Une masse de coureurs qui représente un potentiel énorme, et qui n’a sans doute pas les mêmes attentes que le coureur compétiteur qui pour le coup est peut-être plus sensible à la communication des Teams qu’à celle des stars d’Instagram.
Une autre illustration ? Prenez les Battles organisées par adidas à Paris. Il s’agit de toucher des milliers de coureurs, avec des moyens limités, à grand coup de marketing autour d’événements fédérateurs. Un budget qui n’est plus alloué au coureur élite qui ne parlait pas forcément à ce public en recherche d’un évènement, d’une ambiance, voire d’un style de vie plutôt que de running pur et dur.
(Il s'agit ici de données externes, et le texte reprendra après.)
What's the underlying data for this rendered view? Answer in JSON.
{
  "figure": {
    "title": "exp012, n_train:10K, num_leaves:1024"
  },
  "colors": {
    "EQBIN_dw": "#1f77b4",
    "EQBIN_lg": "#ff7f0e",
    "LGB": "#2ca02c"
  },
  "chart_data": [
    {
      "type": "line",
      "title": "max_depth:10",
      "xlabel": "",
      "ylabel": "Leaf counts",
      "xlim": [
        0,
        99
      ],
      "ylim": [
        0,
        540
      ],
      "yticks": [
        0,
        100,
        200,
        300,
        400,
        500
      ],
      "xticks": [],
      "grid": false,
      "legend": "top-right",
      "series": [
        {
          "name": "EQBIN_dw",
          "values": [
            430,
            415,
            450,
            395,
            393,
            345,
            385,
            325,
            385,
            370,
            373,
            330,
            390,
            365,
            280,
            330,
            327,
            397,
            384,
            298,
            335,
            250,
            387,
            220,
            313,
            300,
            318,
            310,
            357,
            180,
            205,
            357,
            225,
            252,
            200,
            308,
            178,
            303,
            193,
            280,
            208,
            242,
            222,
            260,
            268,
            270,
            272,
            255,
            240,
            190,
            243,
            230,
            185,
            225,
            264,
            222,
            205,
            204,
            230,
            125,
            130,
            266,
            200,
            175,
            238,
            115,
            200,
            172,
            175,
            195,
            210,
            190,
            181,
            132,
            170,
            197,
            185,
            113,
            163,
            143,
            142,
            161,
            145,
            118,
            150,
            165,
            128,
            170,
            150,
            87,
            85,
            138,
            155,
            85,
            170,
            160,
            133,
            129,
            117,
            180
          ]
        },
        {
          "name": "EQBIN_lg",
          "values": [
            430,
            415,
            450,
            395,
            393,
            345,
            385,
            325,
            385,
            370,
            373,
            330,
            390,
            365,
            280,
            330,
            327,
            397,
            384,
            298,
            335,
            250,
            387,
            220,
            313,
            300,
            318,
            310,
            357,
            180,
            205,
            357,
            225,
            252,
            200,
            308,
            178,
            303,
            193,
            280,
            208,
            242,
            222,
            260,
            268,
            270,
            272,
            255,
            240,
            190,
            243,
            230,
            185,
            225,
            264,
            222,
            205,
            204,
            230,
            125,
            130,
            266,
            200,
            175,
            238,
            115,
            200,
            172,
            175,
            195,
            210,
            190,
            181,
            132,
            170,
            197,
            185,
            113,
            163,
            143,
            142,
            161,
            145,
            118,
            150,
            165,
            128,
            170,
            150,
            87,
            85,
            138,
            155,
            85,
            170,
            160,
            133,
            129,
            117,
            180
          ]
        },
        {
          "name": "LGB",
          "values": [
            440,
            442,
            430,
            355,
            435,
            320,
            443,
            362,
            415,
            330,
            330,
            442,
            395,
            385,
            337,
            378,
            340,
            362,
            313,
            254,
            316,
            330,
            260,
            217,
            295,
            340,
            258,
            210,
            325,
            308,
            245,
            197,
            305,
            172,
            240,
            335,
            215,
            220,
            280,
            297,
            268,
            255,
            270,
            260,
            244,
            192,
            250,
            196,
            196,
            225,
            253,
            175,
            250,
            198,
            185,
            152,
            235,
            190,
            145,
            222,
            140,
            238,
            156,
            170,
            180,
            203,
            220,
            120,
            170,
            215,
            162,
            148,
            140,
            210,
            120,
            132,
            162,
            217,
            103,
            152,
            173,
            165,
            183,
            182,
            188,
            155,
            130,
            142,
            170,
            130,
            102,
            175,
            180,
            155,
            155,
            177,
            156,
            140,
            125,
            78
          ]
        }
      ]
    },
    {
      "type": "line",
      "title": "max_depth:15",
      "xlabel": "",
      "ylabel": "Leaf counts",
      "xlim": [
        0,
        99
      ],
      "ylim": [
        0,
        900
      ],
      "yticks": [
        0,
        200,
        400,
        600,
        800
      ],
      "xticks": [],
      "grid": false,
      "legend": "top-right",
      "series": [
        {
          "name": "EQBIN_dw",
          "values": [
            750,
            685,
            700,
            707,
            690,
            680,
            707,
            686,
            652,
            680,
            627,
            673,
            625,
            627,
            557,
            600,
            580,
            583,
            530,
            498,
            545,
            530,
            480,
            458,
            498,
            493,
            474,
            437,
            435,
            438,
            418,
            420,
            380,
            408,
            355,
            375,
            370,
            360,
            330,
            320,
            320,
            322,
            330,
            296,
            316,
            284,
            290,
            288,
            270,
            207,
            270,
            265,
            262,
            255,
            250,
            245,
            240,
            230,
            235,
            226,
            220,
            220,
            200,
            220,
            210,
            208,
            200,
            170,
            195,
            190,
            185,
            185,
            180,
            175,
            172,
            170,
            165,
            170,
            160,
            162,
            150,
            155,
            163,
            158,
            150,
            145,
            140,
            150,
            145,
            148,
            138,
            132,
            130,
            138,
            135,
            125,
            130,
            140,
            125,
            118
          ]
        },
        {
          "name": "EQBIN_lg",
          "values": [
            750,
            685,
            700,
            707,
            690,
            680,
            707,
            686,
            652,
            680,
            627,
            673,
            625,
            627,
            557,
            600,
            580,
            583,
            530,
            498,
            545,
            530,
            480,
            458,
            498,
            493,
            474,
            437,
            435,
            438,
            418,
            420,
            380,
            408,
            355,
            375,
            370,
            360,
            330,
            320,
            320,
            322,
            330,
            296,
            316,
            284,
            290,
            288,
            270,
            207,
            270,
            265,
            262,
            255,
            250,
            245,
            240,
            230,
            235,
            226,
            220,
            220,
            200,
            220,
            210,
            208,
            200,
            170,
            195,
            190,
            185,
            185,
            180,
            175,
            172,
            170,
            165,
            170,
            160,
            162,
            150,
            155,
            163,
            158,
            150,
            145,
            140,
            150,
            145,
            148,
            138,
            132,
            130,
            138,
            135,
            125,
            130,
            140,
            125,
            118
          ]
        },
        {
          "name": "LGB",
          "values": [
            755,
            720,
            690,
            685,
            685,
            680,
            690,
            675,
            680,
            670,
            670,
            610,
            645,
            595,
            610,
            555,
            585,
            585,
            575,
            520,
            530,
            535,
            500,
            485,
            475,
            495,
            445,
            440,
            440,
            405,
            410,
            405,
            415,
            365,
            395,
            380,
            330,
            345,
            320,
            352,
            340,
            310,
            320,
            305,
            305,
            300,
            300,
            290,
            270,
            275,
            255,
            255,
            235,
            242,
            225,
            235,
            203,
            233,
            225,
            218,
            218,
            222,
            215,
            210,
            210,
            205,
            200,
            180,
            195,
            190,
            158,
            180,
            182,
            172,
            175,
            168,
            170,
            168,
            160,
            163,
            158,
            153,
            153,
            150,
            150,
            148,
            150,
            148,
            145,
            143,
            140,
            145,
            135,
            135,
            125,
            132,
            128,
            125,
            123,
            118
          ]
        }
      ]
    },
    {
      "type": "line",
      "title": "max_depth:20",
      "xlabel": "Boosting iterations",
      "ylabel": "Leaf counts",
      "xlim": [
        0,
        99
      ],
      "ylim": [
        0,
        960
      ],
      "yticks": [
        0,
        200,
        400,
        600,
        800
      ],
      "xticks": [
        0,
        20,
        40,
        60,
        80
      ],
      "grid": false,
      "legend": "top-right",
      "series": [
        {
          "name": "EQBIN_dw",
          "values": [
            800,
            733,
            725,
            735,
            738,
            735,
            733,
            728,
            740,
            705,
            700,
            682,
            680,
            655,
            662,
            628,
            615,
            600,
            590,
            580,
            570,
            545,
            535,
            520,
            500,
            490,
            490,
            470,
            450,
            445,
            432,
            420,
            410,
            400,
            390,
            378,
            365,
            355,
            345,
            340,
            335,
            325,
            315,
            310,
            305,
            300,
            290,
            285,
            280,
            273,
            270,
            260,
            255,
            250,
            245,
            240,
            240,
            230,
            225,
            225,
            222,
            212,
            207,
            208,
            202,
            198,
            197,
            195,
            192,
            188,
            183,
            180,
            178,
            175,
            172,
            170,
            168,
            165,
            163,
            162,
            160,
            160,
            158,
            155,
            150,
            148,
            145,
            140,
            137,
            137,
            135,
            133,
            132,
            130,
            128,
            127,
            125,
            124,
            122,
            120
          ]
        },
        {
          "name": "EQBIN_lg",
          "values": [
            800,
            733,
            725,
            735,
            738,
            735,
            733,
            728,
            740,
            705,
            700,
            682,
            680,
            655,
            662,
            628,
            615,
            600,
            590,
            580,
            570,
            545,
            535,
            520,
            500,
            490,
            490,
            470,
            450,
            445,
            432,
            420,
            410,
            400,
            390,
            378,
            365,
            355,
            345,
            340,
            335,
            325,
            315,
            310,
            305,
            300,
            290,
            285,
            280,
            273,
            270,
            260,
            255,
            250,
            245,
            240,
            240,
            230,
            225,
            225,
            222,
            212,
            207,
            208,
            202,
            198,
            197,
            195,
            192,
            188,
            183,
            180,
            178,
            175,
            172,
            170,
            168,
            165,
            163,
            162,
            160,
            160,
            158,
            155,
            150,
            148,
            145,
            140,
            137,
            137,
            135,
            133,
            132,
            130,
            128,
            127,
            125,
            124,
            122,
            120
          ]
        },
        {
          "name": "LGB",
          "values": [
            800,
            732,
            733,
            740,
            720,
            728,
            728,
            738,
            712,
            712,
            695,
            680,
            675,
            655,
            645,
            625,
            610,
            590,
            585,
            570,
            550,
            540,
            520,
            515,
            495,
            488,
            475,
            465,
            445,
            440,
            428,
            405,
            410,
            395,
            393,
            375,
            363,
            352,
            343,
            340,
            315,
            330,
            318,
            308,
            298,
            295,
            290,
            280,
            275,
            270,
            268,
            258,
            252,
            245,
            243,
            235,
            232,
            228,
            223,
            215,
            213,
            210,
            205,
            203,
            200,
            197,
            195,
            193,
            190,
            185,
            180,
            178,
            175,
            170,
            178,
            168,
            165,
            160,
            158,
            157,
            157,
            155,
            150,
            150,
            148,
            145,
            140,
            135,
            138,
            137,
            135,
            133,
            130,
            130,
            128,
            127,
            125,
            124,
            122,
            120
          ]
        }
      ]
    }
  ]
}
Une évolution irrémédiable ?
Il est évident que tout n’est pas si simple et si segmenté. Mais c’est une tendance de fond que constate Benoît Holzerny depuis quelques années. « Est-ce que ça va durer ? Est-ce que les marques prennent le bon chemin en visant avant tout les bobos qui courent un peu avant de viser les coureurs qui cherchent la performance ? Je n’en suis pas sûr, on verra ».
Certains élites ont aussi su évoluer. Ce n’est pas faire injure à un coureur comme Yoann Stuck que de dire qu’il n’a pas un palmarès mirobolant (Vous me direz que moi encore moins ? C’est vrai, mais tous les historiens n’ont pas fait la guerre, pourtant ils ont le droit d’en parler ! ) et pourtant il fait partie des deux seuls coureurs encore engagés avec adidas pour un an et compte d’autres marques dans son escarcelle. Pourquoi ? Parce qu’il a compris, comme d’autres avant lui (on pense à l’américain Anton Krupicka), que l’image est capitale. « Quand j’ai commencé, il fallait avoir un peu une bonne gueule mais il fallait surtout des performances. Aujourd’hui, il faut surtout une bonne gueule » sourit Holzerny.
En attendant, adidas et Mizuno ont pris un virage radical. Une poignée de coureurs sont encore sous contrat pour un an (Notamment Benoît Cori, double vainqueur des Templiers), les autres vont sans doute aller frapper à d’autres portes. Et elles sont de moins en moins nombreuses.